Faster Than Litigation:
Your injury claim in South Carolina will be resolved faster if the bureaucracy of local, state, or federal courts is avoided.
Flexibility in Scheduling:
There might be a chance that your case can get postponed because court calendars are overwhelmed most of the time. Flexibility in scheduling a meeting with an arbitrator can provide you ease in the burden of meeting any deadline.
Simplified Procedure for Presenting Evidence:
Certain things are not generally applied to the rules on evidence and other procedural practices followed in courtrooms.
Disadvantages of Arbitration:
However, some downsides of deciding a case through arbitration include:
Limited Ability to File an Appeal:
You do not have alternatives to appeal the settlement if arbitration is binding as you would likely do with court adjudication.
You May Be Forced into It:
Some points or some sections in arbitration of insurance contracts do not give you much capacity to debate for yourself.
Rising Costs of Hiring an Arbitrator:
Arbitration is considered more economical as compared to getting assistance through court and going through all their formalities. However, the hourly rate of the arbitrator is overpriced and difficult to be managed by a common man.
Questionable Objectivity of the Arbitrator:
The arbitrators are chosen on account of their decisions that cause partiality to insurance companies rather than selecting an arbitrator in an unbiased way.
Process of Hiring a South Carolina Personal Injury Attorney for Arbitration:
Excluding the fact that there is no audience in arbitration, the differences between a jury trial and arbitration are almost negligible.
Choosing the Arbitrator:
An arbitrator should have professionalism in resolving licit arguments and be chosen on the ground of their merit and experience. An arbitrator is selected when conflicting parties agreed on appointing one particular arbitrator such as a retired judge or lawyer.
Secondly, an opportunity to demonstrate an opening statement is given to parties that are involved in a conflict.

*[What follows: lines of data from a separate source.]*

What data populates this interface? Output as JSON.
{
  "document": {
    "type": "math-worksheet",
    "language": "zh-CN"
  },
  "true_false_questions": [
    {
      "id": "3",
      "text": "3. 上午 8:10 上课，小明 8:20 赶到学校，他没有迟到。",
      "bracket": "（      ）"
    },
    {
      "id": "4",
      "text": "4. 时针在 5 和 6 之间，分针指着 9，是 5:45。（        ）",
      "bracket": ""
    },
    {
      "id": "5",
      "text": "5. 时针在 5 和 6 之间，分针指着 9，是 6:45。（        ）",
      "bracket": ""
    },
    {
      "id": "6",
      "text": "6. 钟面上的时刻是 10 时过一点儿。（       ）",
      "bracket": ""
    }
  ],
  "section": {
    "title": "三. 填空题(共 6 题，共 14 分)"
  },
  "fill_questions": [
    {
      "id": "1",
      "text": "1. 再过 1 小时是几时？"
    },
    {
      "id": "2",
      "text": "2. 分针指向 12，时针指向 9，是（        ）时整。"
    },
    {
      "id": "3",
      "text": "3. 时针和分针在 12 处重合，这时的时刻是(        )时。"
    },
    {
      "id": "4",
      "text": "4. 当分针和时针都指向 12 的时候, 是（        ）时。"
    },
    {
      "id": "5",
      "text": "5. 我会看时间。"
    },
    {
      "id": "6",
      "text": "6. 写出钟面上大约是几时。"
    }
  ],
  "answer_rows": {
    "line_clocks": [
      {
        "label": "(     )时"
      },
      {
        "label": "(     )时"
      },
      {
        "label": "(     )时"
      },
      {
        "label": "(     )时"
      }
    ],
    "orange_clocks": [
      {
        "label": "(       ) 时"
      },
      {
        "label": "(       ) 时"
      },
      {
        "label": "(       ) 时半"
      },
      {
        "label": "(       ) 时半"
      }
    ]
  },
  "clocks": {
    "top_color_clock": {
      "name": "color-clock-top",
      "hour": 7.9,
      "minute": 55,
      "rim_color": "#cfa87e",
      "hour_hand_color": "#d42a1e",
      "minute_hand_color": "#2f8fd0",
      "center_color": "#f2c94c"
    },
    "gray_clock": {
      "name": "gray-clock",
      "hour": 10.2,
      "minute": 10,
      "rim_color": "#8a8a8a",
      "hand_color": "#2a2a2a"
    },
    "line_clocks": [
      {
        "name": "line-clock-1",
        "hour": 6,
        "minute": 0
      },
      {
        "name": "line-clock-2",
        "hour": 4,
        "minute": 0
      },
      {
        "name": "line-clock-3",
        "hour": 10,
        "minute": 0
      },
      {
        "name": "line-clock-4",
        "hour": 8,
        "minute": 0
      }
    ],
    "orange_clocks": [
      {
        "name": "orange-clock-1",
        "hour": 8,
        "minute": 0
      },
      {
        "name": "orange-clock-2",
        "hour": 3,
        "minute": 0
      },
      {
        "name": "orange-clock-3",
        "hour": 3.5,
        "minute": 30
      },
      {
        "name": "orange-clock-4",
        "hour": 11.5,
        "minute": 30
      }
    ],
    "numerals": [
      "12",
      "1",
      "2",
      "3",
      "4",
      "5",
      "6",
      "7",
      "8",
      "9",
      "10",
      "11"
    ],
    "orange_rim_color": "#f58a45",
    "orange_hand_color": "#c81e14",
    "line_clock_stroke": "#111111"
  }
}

Each party manifests their evidence and arguments to the arbitrator, making it uncomplicated for the arbitrator to make the decision.
Each party abridges the strength of their case and restates their desired decision before the arbitrator comes to a point of the verdict.
The judgment or final decision from the arbitrator is provided on the next day of closing arguments as an arbitrator needs time to go through all evidence and proof before coming towards a final decision.